Consultazione il 29 e il 30 dicembre. Bersani: cambiamo
davvero la politica in Italia.
ROMA «Chiediamo ai nostri militanti ed elettori uno sforzo eccezionale, ma noi lanciamo questa grande sfida perché vogliamo cambiarla davvero, la politica. Facciamo sul serio». Pier Luigi Bersani l’aveva detto: «Se resterà il Porcellum faremo le primarie per i parlamentari». Molti parlamentari di lungo corso avevano fatto spallucce: non si farà in tempo, il Porcellum lo vieta e così via. Ieri però è arrivata la decisione ufficiale, quella che ha seminato un discreto panico. La segreteria nazionale del Pd, allargata ai segretari regionali, si è riunita e ha deciso che le parlamentarie democratiche si faranno. Con ogni probabilità il 29 e 30 dicembre, un sabato e una domenica, se come pare le politiche si terranno il 17 febbraio. Primarie da veglione di Capodanno, si ironizza, ma una già infuocata campagna elettorale preme e i tempi stringono. Il diavolo, però, si annida, al solito, nei dettagli.
Il regolamento finale per le primarie dei parlamentari sarà infatti stabilito dalla segreteria insieme ai segretari regionali, e poi verrà ratificato, previo voto (decisivo) dalla direzione nazionale il prossimo 17 dicembre. I nodi da sciogliere sono due: platea dei votanti e deroghe per i big, quelli che, cioè, hanno già esaurito i tre mandati (15 anni in totale) previsti dallo Statuto. Paradossalmente il problema delle deroghe che ha caratterizzato la campagna per le primarie nazionali è però problema minore. Veltroni come D’Alema hanno già annunciato la loro rinuncia alla scranno da deputato, Anna Finocchiaro e Pierluigi Castagnetti hanno detto che faranno lo stesso. Resta solo un solo dubbio e riguarda Rosy Bindi. Ieri la presidente del partito ha rifiutato di rispondere a domande sulla questione, ma la deroga la chiederà di certo. Come pure la chiederà Beppe Fioroni, che già si frega le mani perché «i miei i voti ce li hanno». Inoltre Bersani imporrà una deroga alla deroga: il 20% circa dei posti verrà riservato ad «alte e illustri personalità» cui il partito non intende rinunciare. I giovani turchi (Matteo Orfini, Stefano Fassina) chiedono che questa quota non venga riservata a dirigenti Pd, ma è arduo che una tale richiesta possa passare.
Del resto, pure da Matteo Renzi è arrivato - quasi subito - il via libera, con un twett del portavoce del sindaco di Firenze, Marco Agnoletti: «La data non mi sembra felicissima ma fare le primarie per i parlamentari è la scelta giusta». Tweet che ha, tuttavia, creato un caso tutto interno alla galassia renziana.
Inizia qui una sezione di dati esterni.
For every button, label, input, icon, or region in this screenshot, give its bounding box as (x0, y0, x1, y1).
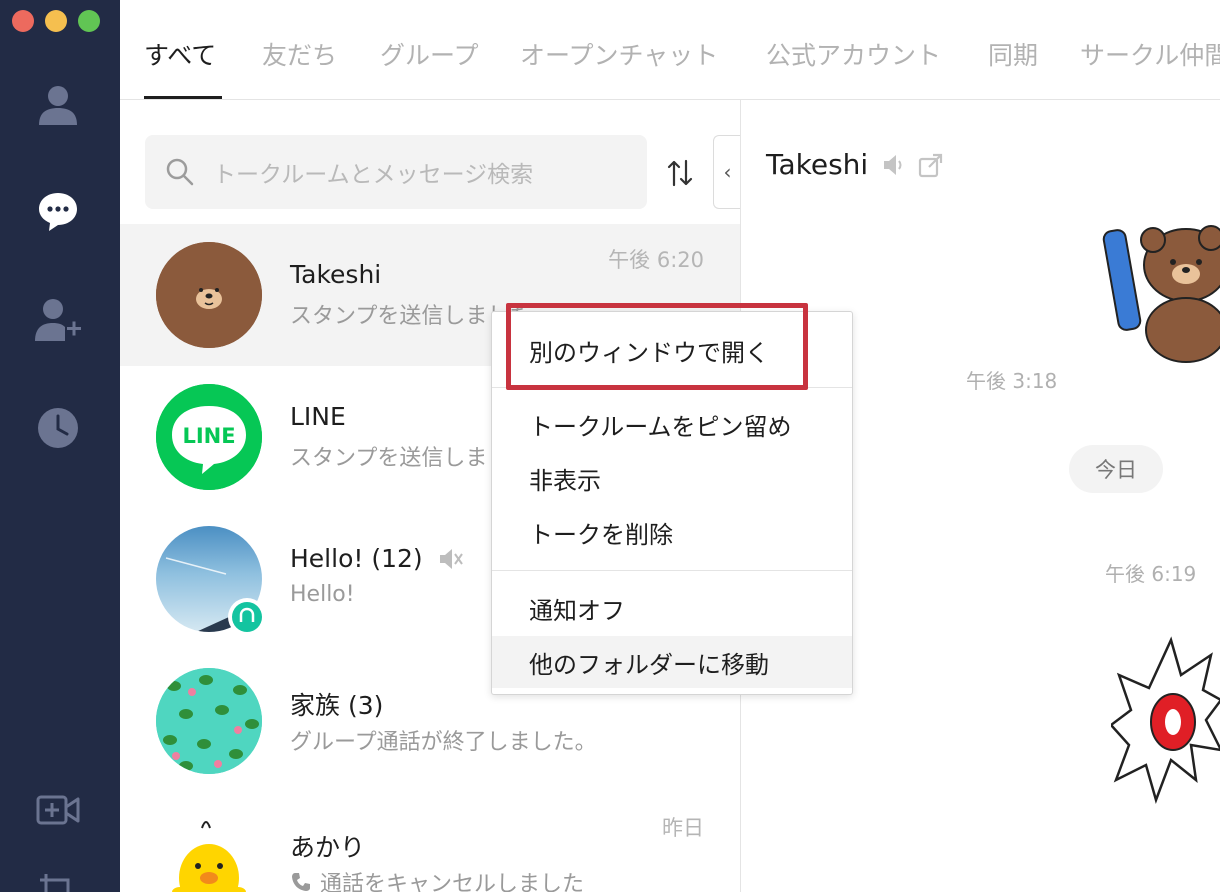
chat-list-item-akari[interactable]: あかり 通話をキャンセルしました 昨日 (120, 792, 740, 892)
zoom-window-button[interactable] (78, 10, 100, 32)
add-person-icon (35, 299, 81, 341)
chat-name: Takeshi (290, 260, 382, 289)
avatar: LINE (156, 384, 262, 490)
svg-text:LINE: LINE (182, 424, 235, 448)
sort-arrows-icon (667, 159, 693, 187)
chat-name: 家族 (3) (290, 691, 384, 720)
video-add-icon (36, 795, 80, 825)
menu-separator (492, 387, 852, 388)
chat-last-message-row: 通話をキャンセルしました (290, 866, 584, 892)
sort-button[interactable] (662, 155, 698, 191)
chat-bubble-icon (39, 193, 77, 231)
avatar (156, 668, 262, 774)
chat-title: Takeshi (766, 148, 869, 181)
chat-last-message: 通話をキャンセルしました (320, 872, 585, 892)
open-chat-icon (232, 602, 262, 632)
tab-official-accounts[interactable]: 公式アカウント (766, 36, 941, 72)
search-bar[interactable]: トークルームとメッセージ検索 (145, 135, 647, 209)
tab-friends[interactable]: 友だち (262, 36, 337, 72)
avatar (156, 242, 262, 348)
menu-separator (492, 570, 852, 571)
speaker-icon[interactable] (882, 153, 908, 177)
chat-timestamp: 午後 6:20 (608, 248, 704, 272)
tab-sync[interactable]: 同期 (988, 36, 1038, 72)
chick-icon (172, 821, 246, 892)
menu-pin-chat[interactable]: トークルームをピン留め (492, 398, 852, 450)
chat-name: Hello! (12) (290, 544, 423, 573)
search-input[interactable]: トークルームとメッセージ検索 (213, 155, 533, 189)
chat-filter-tabs: すべて 友だち グループ オープンチャット 公式アカウント 同期 サークル仲間 (120, 0, 1220, 100)
chat-last-message: Hello! (290, 582, 355, 607)
friends-nav-button[interactable] (30, 77, 86, 133)
minimize-window-button[interactable] (45, 10, 67, 32)
collapse-panel-button[interactable]: ‹ (713, 135, 740, 209)
close-window-button[interactable] (12, 10, 34, 32)
menu-hide-chat[interactable]: 非表示 (492, 452, 852, 504)
phone-icon (290, 871, 312, 892)
tab-all[interactable]: すべて (144, 36, 216, 72)
message-timestamp: 午後 3:18 (966, 369, 1058, 393)
menu-delete-chat[interactable]: トークを削除 (492, 506, 852, 558)
sticker-message[interactable] (1109, 630, 1220, 820)
tab-groups[interactable]: グループ (380, 36, 479, 72)
chat-name: あかり (290, 833, 366, 862)
more-nav-button[interactable] (30, 860, 86, 892)
open-chat-badge (228, 598, 266, 636)
active-tab-indicator (144, 96, 222, 99)
tab-circle-friends[interactable]: サークル仲間 (1080, 36, 1220, 72)
bear-sticker-icon (1102, 225, 1220, 363)
bear-icon (156, 242, 262, 348)
line-logo-icon: LINE (156, 384, 262, 490)
chat-name: LINE (290, 402, 346, 431)
video-call-nav-button[interactable] (30, 782, 86, 838)
menu-move-to-folder[interactable]: 他のフォルダーに移動 (492, 636, 852, 688)
person-icon (39, 86, 77, 125)
history-nav-button[interactable] (30, 400, 86, 456)
external-window-icon[interactable] (918, 152, 944, 178)
menu-turn-off-notifications[interactable]: 通知オフ (492, 582, 852, 634)
message-timestamp: 午後 6:19 (1105, 562, 1197, 586)
crop-icon (40, 874, 70, 892)
menu-open-in-new-window[interactable]: 別のウィンドウで開く (492, 324, 852, 376)
context-menu: 別のウィンドウで開く トークルームをピン留め 非表示 トークを削除 通知オフ 他… (491, 311, 853, 695)
date-separator: 今日 (1069, 445, 1163, 493)
burst-sticker-icon (1109, 636, 1220, 804)
chat-header: Takeshi (766, 148, 944, 181)
tab-open-chat[interactable]: オープンチャット (520, 36, 718, 72)
search-icon (165, 157, 195, 187)
frog-pattern-icon (156, 668, 262, 774)
chat-last-message: グループ通話が終了しました。 (290, 730, 597, 755)
muted-speaker-icon (438, 546, 464, 576)
chat-timestamp: 昨日 (662, 816, 704, 840)
chevron-left-icon: ‹ (723, 160, 732, 184)
add-friend-nav-button[interactable] (30, 292, 86, 348)
app-sidebar (0, 0, 120, 892)
sticker-message[interactable] (1101, 220, 1220, 370)
avatar (156, 810, 262, 892)
clock-icon (38, 408, 78, 448)
chats-nav-button[interactable] (30, 183, 86, 239)
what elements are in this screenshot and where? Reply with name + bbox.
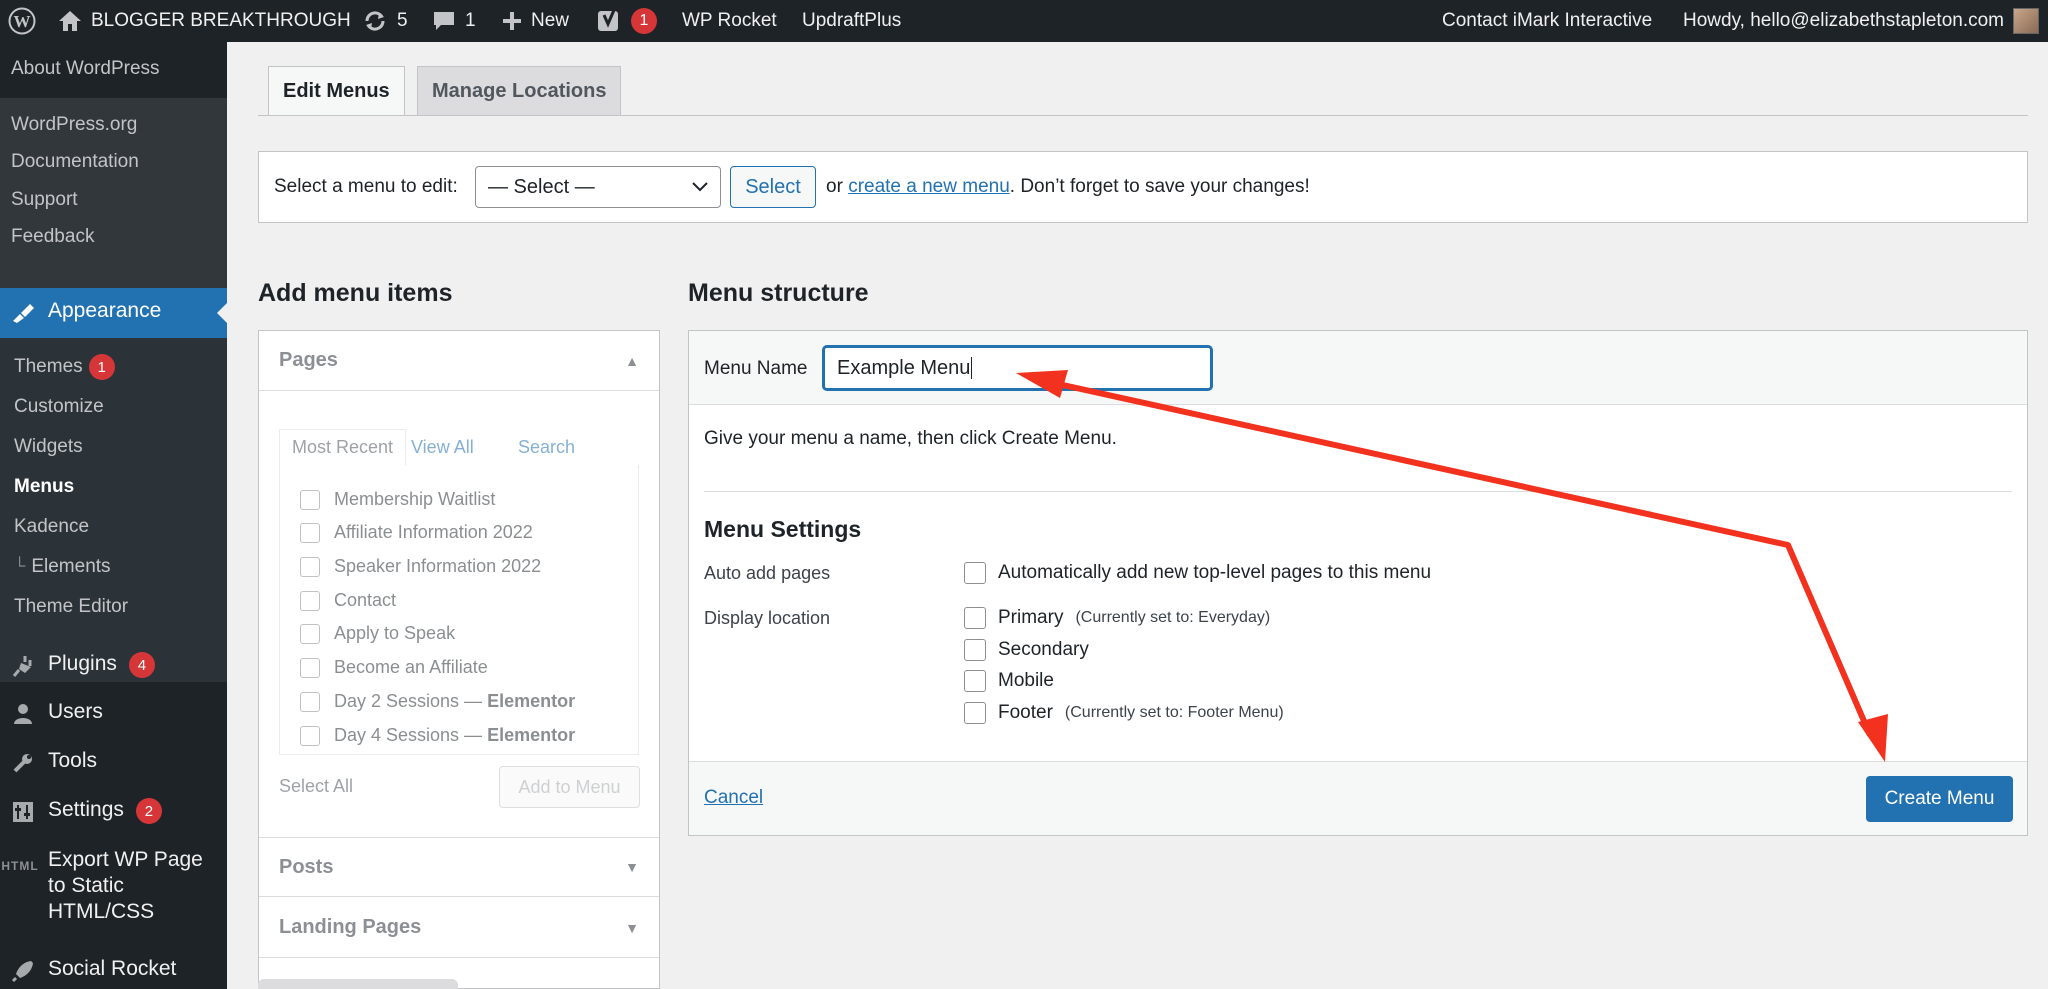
annotation-arrowhead-down [1858, 714, 1888, 762]
annotation-arrow [1016, 370, 1888, 762]
annotation-arrow-line [1039, 377, 1873, 737]
annotation-arrowhead-left [1016, 370, 1068, 398]
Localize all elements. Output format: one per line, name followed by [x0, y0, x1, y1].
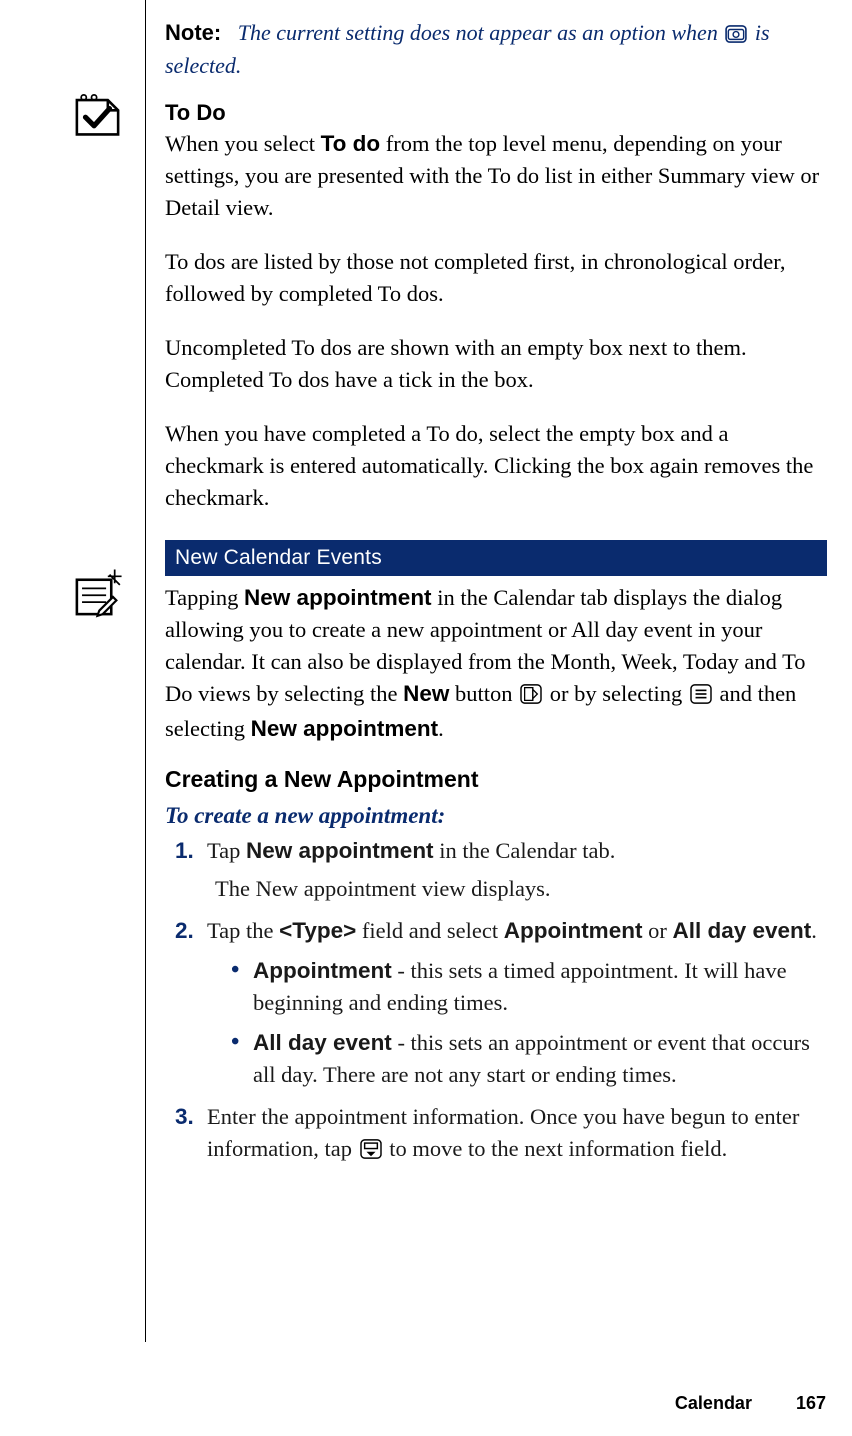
- camera-icon: [725, 21, 747, 51]
- step-2-bullets: Appointment - this sets a timed appointm…: [231, 955, 827, 1091]
- todo-p3: Uncompleted To dos are shown with an emp…: [165, 332, 827, 396]
- menu-icon: [690, 681, 712, 713]
- section-intro: Tapping New appointment in the Calendar …: [165, 582, 827, 745]
- footer-section: Calendar: [675, 1393, 752, 1414]
- todo-heading: To Do: [165, 100, 827, 126]
- todo-p4: When you have completed a To do, select …: [165, 418, 827, 514]
- checkbox-tag-icon: [70, 88, 125, 143]
- section-heading: New Calendar Events: [165, 540, 827, 576]
- bullet-all-day: All day event - this sets an appointment…: [231, 1027, 827, 1091]
- note-text-pre: The current setting does not appear as a…: [238, 20, 724, 45]
- creating-heading: Creating a New Appointment: [165, 766, 827, 793]
- vertical-rule: [145, 0, 146, 1342]
- todo-p2: To dos are listed by those not completed…: [165, 246, 827, 310]
- note-pad-icon: [70, 566, 125, 621]
- document-page: Note: The current setting does not appea…: [0, 0, 852, 1436]
- procedure-title: To create a new appointment:: [165, 803, 827, 829]
- note-label: Note:: [165, 20, 221, 45]
- nav-down-icon: [360, 1136, 382, 1168]
- page-footer: Calendar 167: [675, 1393, 826, 1414]
- todo-p1: When you select To do from the top level…: [165, 128, 827, 224]
- bullet-appointment: Appointment - this sets a timed appointm…: [231, 955, 827, 1019]
- note-block: Note: The current setting does not appea…: [165, 18, 827, 80]
- procedure-steps: Tap New appointment in the Calendar tab.…: [165, 835, 827, 1167]
- new-page-icon: [520, 681, 542, 713]
- step-2: Tap the <Type> field and select Appointm…: [165, 915, 827, 1091]
- step-1-result: The New appointment view displays.: [215, 873, 827, 905]
- step-1: Tap New appointment in the Calendar tab.…: [165, 835, 827, 905]
- footer-page-number: 167: [796, 1393, 826, 1414]
- step-3: Enter the appointment information. Once …: [165, 1101, 827, 1168]
- content-column: Note: The current setting does not appea…: [165, 18, 827, 1178]
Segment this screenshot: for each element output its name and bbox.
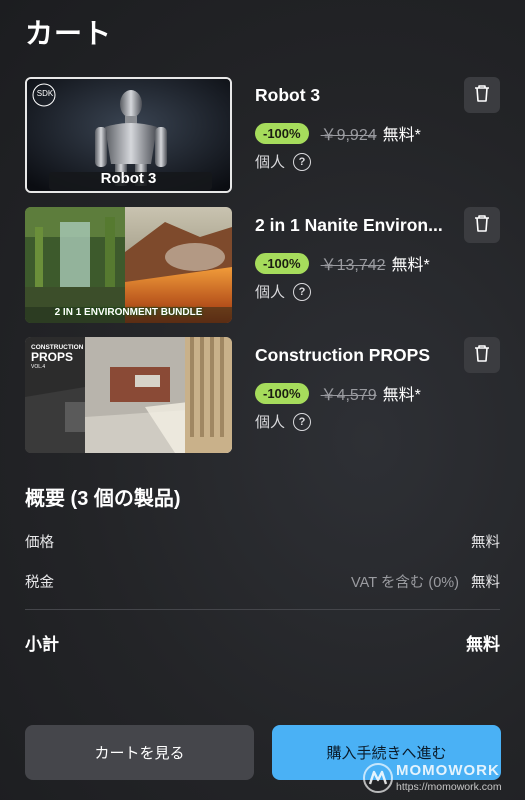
cart-item-robot-3: SDK Robot 3 Robot 3 -100% ￥9,924 無料* 個人 …	[25, 77, 501, 193]
discount-badge: -100%	[255, 382, 309, 404]
remove-item-button[interactable]	[464, 207, 500, 243]
product-thumbnail[interactable]: 2 IN 1 ENVIRONMENT BUNDLE	[25, 207, 232, 323]
license-label: 個人 ?	[255, 151, 312, 172]
trash-icon	[473, 83, 491, 108]
subtotal-label: 小計	[25, 635, 59, 654]
help-icon[interactable]: ?	[293, 152, 312, 171]
sale-price: 無料*	[391, 257, 430, 274]
sale-price: 無料*	[382, 127, 421, 144]
help-icon[interactable]: ?	[293, 282, 312, 301]
thumb-volume: VOL.4	[31, 364, 46, 370]
product-thumbnail[interactable]: CONSTRUCTION PROPS VOL.4	[25, 337, 232, 453]
subtotal-row: 小計 無料	[25, 630, 500, 655]
summary-divider	[25, 609, 500, 610]
thumb-caption: 2 IN 1 ENVIRONMENT BUNDLE	[54, 307, 203, 318]
thumb-logo: SDK	[36, 89, 54, 98]
price-row: -100% ￥4,579 無料*	[255, 381, 421, 405]
sale-price: 無料*	[382, 387, 421, 404]
summary-title: 概要 (3 個の製品)	[25, 488, 181, 510]
license-type: 個人	[255, 284, 286, 301]
watermark-url: https://momowork.com	[396, 781, 502, 793]
watermark: MOMOWORK https://momowork.com	[362, 760, 522, 796]
discount-badge: -100%	[255, 122, 309, 144]
remove-item-button[interactable]	[464, 77, 500, 113]
remove-item-button[interactable]	[464, 337, 500, 373]
thumb-caption: Robot 3	[100, 170, 157, 187]
trash-icon	[473, 213, 491, 238]
subtotal-value: 無料	[466, 635, 500, 654]
help-icon[interactable]: ?	[293, 412, 312, 431]
item-name[interactable]: Robot 3	[255, 85, 455, 106]
item-name[interactable]: Construction PROPS	[255, 345, 455, 366]
product-thumbnail[interactable]: SDK Robot 3	[25, 77, 232, 193]
license-type: 個人	[255, 154, 286, 171]
license-type: 個人	[255, 414, 286, 431]
original-price: ￥13,742	[320, 257, 386, 274]
original-price: ￥4,579	[320, 387, 377, 404]
original-price: ￥9,924	[320, 127, 377, 144]
discount-badge: -100%	[255, 252, 309, 274]
tax-summary-row: 税金 VAT を含む (0%) 無料	[25, 571, 500, 592]
tax-value: 無料	[471, 575, 500, 591]
price-row: -100% ￥13,742 無料*	[255, 251, 430, 275]
cart-item-nanite-environment: 2 IN 1 ENVIRONMENT BUNDLE 2 in 1 Nanite …	[25, 207, 501, 323]
momowork-logo-icon	[362, 762, 394, 794]
item-name[interactable]: 2 in 1 Nanite Environ...	[255, 215, 455, 236]
tax-note: VAT を含む (0%)	[351, 575, 459, 591]
cart-item-construction-props: CONSTRUCTION PROPS VOL.4 Construction PR…	[25, 337, 501, 453]
price-label: 価格	[25, 535, 54, 551]
tax-label: 税金	[25, 575, 54, 591]
tax-right: VAT を含む (0%) 無料	[351, 571, 500, 592]
page-title: カート	[25, 18, 113, 49]
price-value: 無料	[471, 535, 500, 551]
trash-icon	[473, 343, 491, 368]
watermark-brand: MOMOWORK	[396, 762, 500, 779]
license-label: 個人 ?	[255, 281, 312, 302]
thumb-title-2: PROPS	[31, 350, 74, 364]
license-label: 個人 ?	[255, 411, 312, 432]
price-row: -100% ￥9,924 無料*	[255, 121, 421, 145]
view-cart-button[interactable]: カートを見る	[25, 725, 254, 780]
price-summary-row: 価格 無料	[25, 531, 500, 552]
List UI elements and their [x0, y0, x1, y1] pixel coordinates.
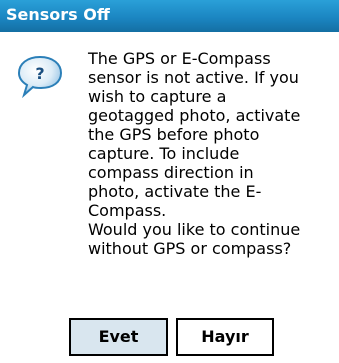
- dialog-title: Sensors Off: [6, 5, 110, 24]
- dialog-title-bar: Sensors Off: [0, 0, 339, 32]
- yes-button[interactable]: Evet: [69, 318, 168, 356]
- question-bubble-icon: ?: [17, 55, 63, 99]
- dialog-message: The GPS or E-Compass sensor is not activ…: [88, 49, 301, 258]
- dialog-body: ? The GPS or E-Compass sensor is not act…: [0, 32, 339, 363]
- svg-text:?: ?: [35, 64, 44, 83]
- no-button[interactable]: Hayır: [176, 318, 274, 356]
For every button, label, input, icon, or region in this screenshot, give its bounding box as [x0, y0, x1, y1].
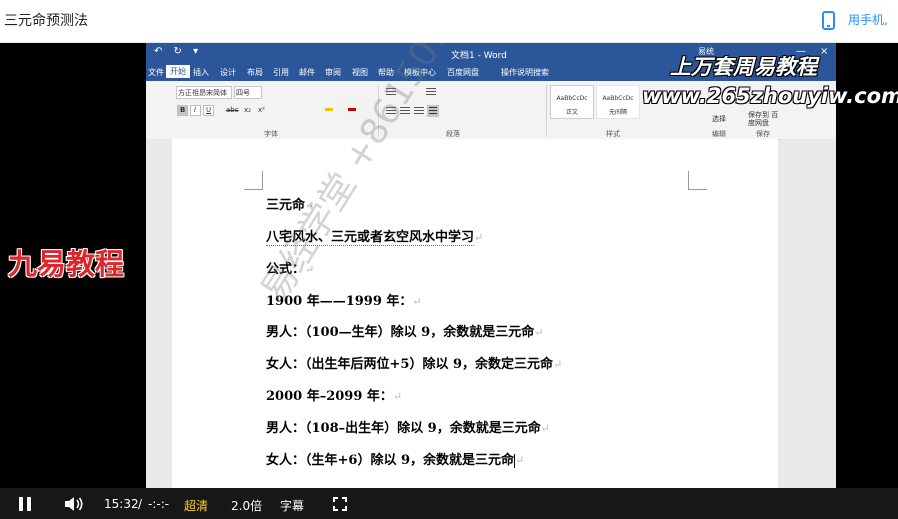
doc-line-text: 男人：（100—生年）除以 9，余数就是三元命 [266, 325, 535, 340]
group-font-label: 字体 [264, 130, 278, 138]
video-player[interactable]: ↶ ↻ ▾ 文档1 - Word 易统 — × 文件 开始 插入 设计 布局 引… [0, 43, 898, 519]
paragraph-mark: ↵ [474, 231, 484, 244]
separator [546, 85, 547, 137]
doc-line-text: 2000 年–2099 年： [266, 389, 393, 404]
paragraph-mark: ↵ [515, 454, 525, 467]
tab-design: 设计 [220, 68, 236, 77]
group-styles-label: 样式 [606, 130, 620, 138]
subscript-button: x₂ [244, 106, 251, 114]
doc-line: 2000 年–2099 年：↵ [266, 385, 402, 404]
word-doc-title: 文档1 - Word [451, 51, 507, 61]
page-title: 三元命预测法 [4, 13, 88, 29]
quick-access-toolbar: ↶ ↻ ▾ [154, 46, 203, 57]
style-normal-sample: AaBbCcDc [556, 95, 588, 102]
doc-line: 男人：（100—生年）除以 9，余数就是三元命↵ [266, 321, 543, 340]
style-no-spacing-name: 无间隔 [608, 109, 627, 116]
tab-view: 视图 [352, 68, 368, 77]
style-no-spacing-sample: AaBbCcDc [602, 95, 634, 102]
close-icon: × [820, 46, 829, 57]
doc-line-text: 男人：（108–出生年）除以 9，余数就是三元命 [266, 421, 541, 436]
superscript-button: x² [258, 106, 265, 114]
style-no-spacing: AaBbCcDc 无间隔 [596, 85, 640, 119]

Infatti, solo poco prima, Roberto Reggi, coordinatore della campagna di Renzi alle primarie, aveva dato un’intervista di fuoco all’Huffington Post in cui bocciava secco le nuove primarie. La verità è che la guerra tra falchi e colombe, dentro i renziani, l’han vinta i secondi. Più complicato e intricato sarà individuare il meccanismo di elettorato attivo/passivo. A poter votare saranno, ovvio, gli iscritti, ma anche tutti gli elettori che si sono registrati all’Albo del centrosinistra in occasione del primo turno delle primarie nazionali, quello del 25 novembre scorso. I candidati saranno, invece, scelti dagli organismi territoriali del partito e dagli iscritti, ma come e con quali regole (numero di firme, requisiti, incompatibilità) saranno i segretari regionali a stabilirlo, e c’è già chi protesta contro il loro «strapotere». Ancora da decidere le modalità di composizione delle liste e il sistema elettorale: ci si starebbe orientando sul proporzionale per garantire una pari rappresentanza di uomini e donne, e uguale numero di vincitori.
Infine, Nichi Vendola: il leader di Sel ha deciso, sentito Bersani, di tenere le primarie di Sel lo stesso giorno e ieri ha subito lodato la scelta del Pd perché «le primarie rilegittimano la politica».